How California can boost biofuel production to cut pollution and help the economy
California has not taken full advantage of opportunities to increase its in-state production of biofuel, despite state policies that encourage biofuel consumption, according to a report (PDF) by the Climate Change and Business Research Initiative at the UCLA and UC Berkeley law schools.
Coming on the heels of new Environmental Protection Agency rules on biofuels requirements, the report underscores the importance of local production of low-carbon biofuel. It suggests that the state could reduce emissions by not shipping feedstocks from out-of-state or overseas, spurring development of carbon-reducing byproducts like biochar compost, and reducing the risk of wildfire. The report also finds that biofuel production—for example, harvesting biofuel feedstocks from renewable sources such as corn, sugarcane and food waste—could provide jobs and create revenue in economically challenged parts of the state.
"California's environmental laws and policies have created an effective framework for cutting down our use of petroleum fuels," said Ethan Elkind, a co-author of the report and associate director of the climate change initiative at UCLA School of Law's Emmett Institute on Climate Change and the Environment and UC Berkeley Law's Center for Law, Energy and the Environment.
"These high-carbon emitting fuels power our cars, trucks and airplanes, but pollute the air, pose widespread health risks and threaten the stability of the earth's climate," he said. "We have the potential in California to produce a significant amount of low-carbon fuel to meet our transportation needs over the coming decades, but the state has not yet taken full advantage of its own agricultural opportunities to increase biofuel production."
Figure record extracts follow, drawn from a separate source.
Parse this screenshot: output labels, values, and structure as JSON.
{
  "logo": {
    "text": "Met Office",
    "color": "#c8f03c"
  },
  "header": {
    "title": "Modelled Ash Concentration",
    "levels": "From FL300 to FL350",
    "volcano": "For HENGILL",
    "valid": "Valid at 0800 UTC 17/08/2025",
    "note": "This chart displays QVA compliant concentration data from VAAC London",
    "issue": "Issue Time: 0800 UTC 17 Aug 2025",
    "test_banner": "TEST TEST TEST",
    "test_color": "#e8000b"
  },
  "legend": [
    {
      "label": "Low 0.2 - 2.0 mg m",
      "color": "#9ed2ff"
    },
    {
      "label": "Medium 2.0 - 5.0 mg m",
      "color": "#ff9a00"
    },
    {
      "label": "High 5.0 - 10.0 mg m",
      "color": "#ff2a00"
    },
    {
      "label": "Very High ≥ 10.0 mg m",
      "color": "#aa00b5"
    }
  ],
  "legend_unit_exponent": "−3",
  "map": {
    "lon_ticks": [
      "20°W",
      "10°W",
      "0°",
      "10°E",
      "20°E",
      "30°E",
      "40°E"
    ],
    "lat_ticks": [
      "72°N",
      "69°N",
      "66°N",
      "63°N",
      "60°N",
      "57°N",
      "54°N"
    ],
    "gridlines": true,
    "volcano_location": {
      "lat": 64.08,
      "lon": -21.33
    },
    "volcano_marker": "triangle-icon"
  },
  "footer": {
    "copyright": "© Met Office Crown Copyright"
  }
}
California will need more federal and state action to achieve the greater economic and environmental payoff that can come from in-state biofuel production, according to the report.
The report identifies key barriers to biofuel production in California and outlines numerous solutions to overcome them. Among the possible solutions are financial incentives for automakers and gas stations that would allow them to sell greater amounts of low-carbon biofuels and higher blend rates, and a state-launched process to study the optimal reduction of nitrogen oxides, greenhouse gases, and petroleum fuels.